Selon ces récits, des civils auraient été arrêtés, exécutés ou torturés lors d’opérations militaires menées dans des zones soupçonnées d’abriter des groupes jihadistes. Certaines victimes affirment avoir vu des villages incendiés et des habitants accusés de collaborer avec des groupes armés.
Ces accusations s’inscrivent dans un contexte de réorientation sécuritaire au Mali. Depuis le coup d’État de 2020 et le départ des forces françaises et de la MINUSMA, Bamako s’appuie sur des paramilitaires russes pour lutter contre les groupes djihadistes et les mouvements séparatistes. Les autorités maliennes présentent ces opérations comme nécessaires pour rétablir l’ordre dans des zones hors de contrôle.
Les organisations de défense des droits humains dressent un tableau plus sombre.
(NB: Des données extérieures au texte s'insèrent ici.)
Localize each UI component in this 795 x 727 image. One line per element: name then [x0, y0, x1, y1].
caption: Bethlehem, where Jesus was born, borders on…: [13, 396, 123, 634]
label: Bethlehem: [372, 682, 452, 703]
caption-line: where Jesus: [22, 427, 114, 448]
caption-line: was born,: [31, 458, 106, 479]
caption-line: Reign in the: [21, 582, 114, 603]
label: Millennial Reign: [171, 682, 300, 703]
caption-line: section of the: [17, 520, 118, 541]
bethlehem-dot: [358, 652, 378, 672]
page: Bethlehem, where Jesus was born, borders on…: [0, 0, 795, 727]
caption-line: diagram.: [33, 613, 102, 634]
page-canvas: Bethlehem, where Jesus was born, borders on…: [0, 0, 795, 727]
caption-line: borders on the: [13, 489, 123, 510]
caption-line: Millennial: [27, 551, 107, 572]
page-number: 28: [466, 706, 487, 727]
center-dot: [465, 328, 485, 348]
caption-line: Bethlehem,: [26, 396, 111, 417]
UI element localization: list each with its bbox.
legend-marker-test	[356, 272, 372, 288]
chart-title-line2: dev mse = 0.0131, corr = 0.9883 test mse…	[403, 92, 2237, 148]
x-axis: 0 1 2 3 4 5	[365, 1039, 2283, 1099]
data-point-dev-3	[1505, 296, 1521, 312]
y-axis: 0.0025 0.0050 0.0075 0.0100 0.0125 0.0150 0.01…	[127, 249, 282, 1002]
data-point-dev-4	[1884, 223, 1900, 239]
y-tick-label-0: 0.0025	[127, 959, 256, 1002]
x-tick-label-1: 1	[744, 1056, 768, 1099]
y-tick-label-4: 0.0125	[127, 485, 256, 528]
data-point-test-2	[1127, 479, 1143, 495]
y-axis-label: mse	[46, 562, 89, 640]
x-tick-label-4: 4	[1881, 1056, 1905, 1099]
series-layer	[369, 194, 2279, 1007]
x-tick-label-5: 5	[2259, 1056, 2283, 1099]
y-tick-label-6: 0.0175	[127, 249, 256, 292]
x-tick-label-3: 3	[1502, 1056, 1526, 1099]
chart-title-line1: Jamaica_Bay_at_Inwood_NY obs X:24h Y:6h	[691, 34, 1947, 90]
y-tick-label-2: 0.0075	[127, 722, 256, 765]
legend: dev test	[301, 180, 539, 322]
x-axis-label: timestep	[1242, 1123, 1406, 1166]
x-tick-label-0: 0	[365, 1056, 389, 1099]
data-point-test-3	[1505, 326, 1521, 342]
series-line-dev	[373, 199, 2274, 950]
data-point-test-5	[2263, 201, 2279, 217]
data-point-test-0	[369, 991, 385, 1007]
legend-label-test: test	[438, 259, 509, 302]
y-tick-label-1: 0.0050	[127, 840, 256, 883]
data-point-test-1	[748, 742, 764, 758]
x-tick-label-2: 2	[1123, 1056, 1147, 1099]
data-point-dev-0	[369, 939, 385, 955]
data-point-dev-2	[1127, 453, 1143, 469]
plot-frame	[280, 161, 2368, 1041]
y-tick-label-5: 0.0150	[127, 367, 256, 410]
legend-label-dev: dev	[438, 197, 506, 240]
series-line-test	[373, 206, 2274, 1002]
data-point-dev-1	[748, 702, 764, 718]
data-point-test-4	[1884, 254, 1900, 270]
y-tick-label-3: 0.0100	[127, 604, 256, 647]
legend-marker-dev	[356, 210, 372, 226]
Dans leurs rapports, elles documentent des cas d’exécutions extrajudiciaires, de disparitions forcées et de déplacements massifs attribués aux opérations conjointes. L’accès limité des enquêteurs indépendants rend toutefois la vérification difficile sur le terrain.
Les autorités maliennes nient régulièrement ces accusations et affirment mener des opérations contre des groupes terroristes. Elle dénonce une « campagne de désinformation » visant à discréditer son partenariat avec Moscou. Les autorités affirment que seules des cibles armées sont visées et que les civils font l’objet de mesures de protection.
Malgré cela, l’afflux de réfugiés vers la Mauritanie continue d’augmenter autour du camp de Mbera.